【Q&A】〜 相続税対策編 〜

今日は相続税対策に関して、よく聞かれることをQ&A形式で紹介します。

Q.配偶者が相続する場合にはほとんど相続税がかからないと聞きましたが、それを利用しない理由はありますか?

A.二次相続(遺された配偶者が亡くなった時の相続のこと)を踏まえると、配偶者に相続させない方が良い場合があります

質問の通り、亡くなった人の配偶者が相続する場合には、①1億6,000万円 または、② 法定相続分のどちらか多い金額まで相続しても相続税がかからない「配偶者の税額軽減」という特例があります。

これを適用することによって、亡くなった人の相続に係る納税額が少なくなります。
が、二次相続の時に大きな相続税負担が発生する可能性があります。

例えば、夫妻がそれぞれ1億円の財産を所有し、子供は2人というケースで考えます。
夫が亡くなった時に妻が全財産を相続したら、夫の相続での相続税はゼロ(配偶者の税額軽減を適用)となります。ただし、その後に妻が亡くなった時の相続税は3,340万円となります。

夫が亡くなった時に妻が財産を相続しなかった場合には、夫の相続での相続税は630万円です。その後に妻が亡くなった時の相続税は770万円となります。

つまり、分け方によって約2,000万円もの納税額の差が出てくるということです。
何も考えず、とりあえずの相続税対策として配偶者に全てを相続させるという対策はやめましょう。

それでも夫婦で作り守ってきた財産であるため、税負担は大きくなっても配偶者に渡したいというケースもあるかと思います。このような場合には、生前にどのくらい相続させるかなどを考えておくことが有効です。

Q.生前贈与による対策はこれから出来なくなりますか?

A.そんなことはありません

税制改正により、来年から生前贈与に関して法律が変わります。

生前贈与加算の期限が3年→7年に伸びるというムチがある代わりに、
相続時精算課税制度を利用した贈与に基礎控除額ができ、かつその基礎控除額部分までは生前贈与加算の対象外となるというアメがそれぞれ用意されています。

コチラのコラムでも解説していますが、現状把握したうえで対策を検討していくことで生前贈与による相続税対策はまだまだ実行できると考えています。

Q.借金があると相続税は減りますか?

A.借金=相続税の減少ではありません

例えば、1億円の財産を持っていた人が銀行から1億円を借りました。財産はいくらでしょう?

1億円(財産)−1億円(借金)+1億円(借りたお金)=1億円となります。
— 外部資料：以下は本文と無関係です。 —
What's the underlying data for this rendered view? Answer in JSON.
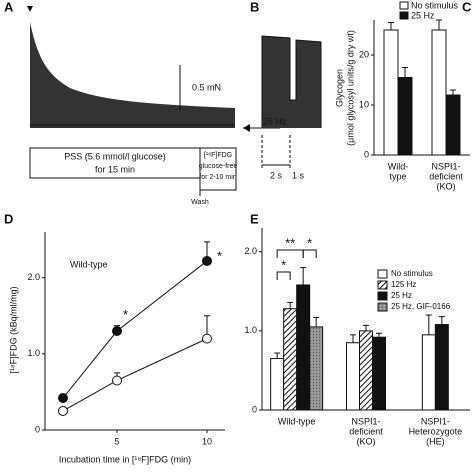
{
  "panel_labels": [
    "A",
    "B",
    "C",
    "D",
    "E"
  ],
  "panels": {
    "A": {
      "scale_label": "0.5 mN",
      "protocol": [
        "PSS (5.6 mmol/l glucose)",
        "for 15 min"
      ],
      "tracer": [
        "[¹⁸F]FDG",
        "glucose-free",
        "for 2-10 min"
      ],
      "wash": "Wash"
    },
    "B": {
      "stimulus": "25 Hz",
      "times": [
        "2 s",
        "1 s"
      ]
    }
  },
  "chart_data": [
    {
      "type": "bar",
      "ylabel": [
        "Glycogen",
        "(µmol glycosyl units/g dry wt)"
      ],
      "categories": [
        [
          "Wild-",
          "type"
        ],
        [
          "NSPI1-",
          "deficient",
          "(KO)"
        ]
      ],
      "series": [
        {
          "name": "No stimulus",
          "color": "#ffffff",
          "values": [
            25,
            25
          ],
          "errors": [
            1.5,
            2
          ]
        },
        {
          "name": "25 Hz",
          "color": "#111111",
          "values": [
            15.5,
            12
          ],
          "errors": [
            2,
            1
          ]
        }
      ],
      "ylim": [
        0,
        27
      ],
      "yticks": [
        0,
        10,
        20
      ]
    },
    {
      "type": "line",
      "annotation": "Wild-type",
      "ylabel": "[¹⁸F]FDG (kBq/ml/mg)",
      "xlabel": "Incubation time in [¹⁸F]FDG (min)",
      "x": [
        2,
        5,
        10
      ],
      "series": [
        {
          "color": "#111111",
          "values": [
            0.42,
            1.3,
            2.22
          ],
          "errors": [
            0.05,
            0.07,
            0.25
          ]
        },
        {
          "color": "#ffffff",
          "values": [
            0.25,
            0.65,
            1.2
          ],
          "errors": [
            0.03,
            0.1,
            0.3
          ]
        }
      ],
      "significance": [
        "*",
        "*"
      ],
      "xlim": [
        1,
        11
      ],
      "xticks": [
        5,
        10
      ],
      "ylim": [
        0,
        2.6
      ],
      "yticks": [
        0,
        {
          "value": 1,
          "label": "1.0"
        },
        {
          "value": 2,
          "label": "2.0"
        }
      ]
    },
    {
      "type": "bar",
      "categories": [
        [
          "Wild-type"
        ],
        [
          "NSPI1-",
          "deficient",
          "(KO)"
        ],
        [
          "NSPI1-",
          "Heterozygote",
          "(HE)"
        ]
      ],
      "series": [
        {
          "name": "No stimulus",
          "color": "#ffffff",
          "pattern": "none",
          "values": [
            0.65,
            0.85,
            0.95
          ],
          "errors": [
            0.07,
            0.1,
            0.25
          ]
        },
        {
          "name": "125 Hz",
          "color": "#ffffff",
          "pattern": "hatch",
          "values": [
            1.28,
            1.0,
            null
          ],
          "errors": [
            0.08,
            0.07,
            null
          ]
        },
        {
          "name": "25 Hz",
          "color": "#111111",
          "pattern": "none",
          "values": [
            1.58,
            0.92,
            1.08
          ],
          "errors": [
            0.22,
            0.05,
            0.1
          ]
        },
        {
          "name": "25 Hz, GIF-0166",
          "color": "#999999",
          "pattern": "dots",
          "values": [
            1.05,
            null,
            null
          ],
          "errors": [
            0.12,
            null,
            null
          ]
        }
      ],
      "significance": [
        "*",
        "**",
        "*"
      ],
      "ylim": [
        0,
        2.3
      ],
      "yticks": [
        0,
        {
          "value": 1,
          "label": "1.0"
        },
        {
          "value": 2,
          "label": "2.0"
        }
      ]
    }
  ]
}
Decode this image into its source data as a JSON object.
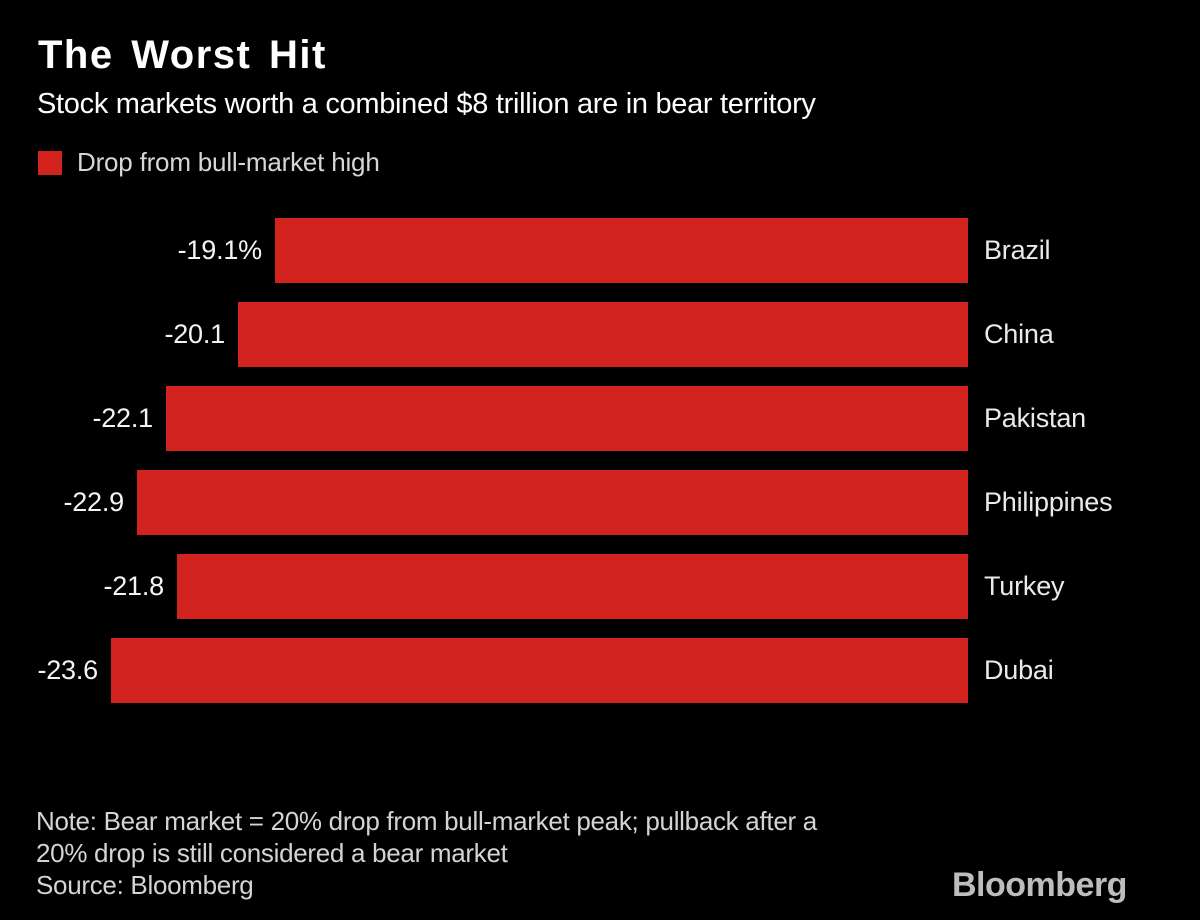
{
  "header": {
    "title": "The Worst Hit",
    "subtitle": "Stock markets worth a combined $8 trillion are in bear territory"
  },
  "legend": {
    "label": "Drop from bull-market high",
    "swatch_color": "#d2231e"
  },
  "chart_data": {
    "type": "bar",
    "orientation": "horizontal",
    "bars_right_aligned": true,
    "series_name": "Drop from bull-market high",
    "categories": [
      "Brazil",
      "China",
      "Pakistan",
      "Philippines",
      "Turkey",
      "Dubai"
    ],
    "values": [
      -19.1,
      -20.1,
      -22.1,
      -22.9,
      -21.8,
      -23.6
    ],
    "value_labels": [
      "-19.1%",
      "-20.1",
      "-22.1",
      "-22.9",
      "-21.8",
      "-23.6"
    ],
    "unit": "percent",
    "bar_color": "#d2231e",
    "background_color": "#000000",
    "xlim": [
      -24.5,
      0
    ],
    "grid": false,
    "legend_position": "top-left",
    "category_label_side": "right"
  },
  "footer": {
    "note_lines": [
      "Note: Bear market = 20% drop from bull-market peak; pullback after a",
      "20% drop is still considered a bear market"
    ],
    "source": "Source: Bloomberg",
    "logo": "Bloomberg"
  }
}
変わっていませんね。

これを見ると、借金をすると相続税が減るわけではないことを理解してもらえると思います。

よく言われる相続税を減らすための借金とは、借り入れた資金を別のものに変えることで相続税法上の評価を減らすというものです。
例えば借りたお金で不動産に投資をする。これにより、1億円で買った物件が7,000万円の相続税法上の評価になることで3,000万円の資産圧縮になるということです。

ただし、これらの対策についてはやりすぎ注意です。過度な不動産投資に関する相続税対策にNGが出された事案も発生しています。

Q.生命保険は相続税対策になりますか?

A.亡くなった人が契約者(=保険料を支払っていた)かつ被保険者だった保険金のうち、相続人が受け取った分については、「500万円×法定相続人の数」までの金額は非課税となります。

受取人が相続人以外である場合や被保険者が亡くなった人でない契約については、それぞれの評価により相続税の課税対象となります。
生命保険はうまく活用することで相続税対策になり得ますので、積極的に活用してください。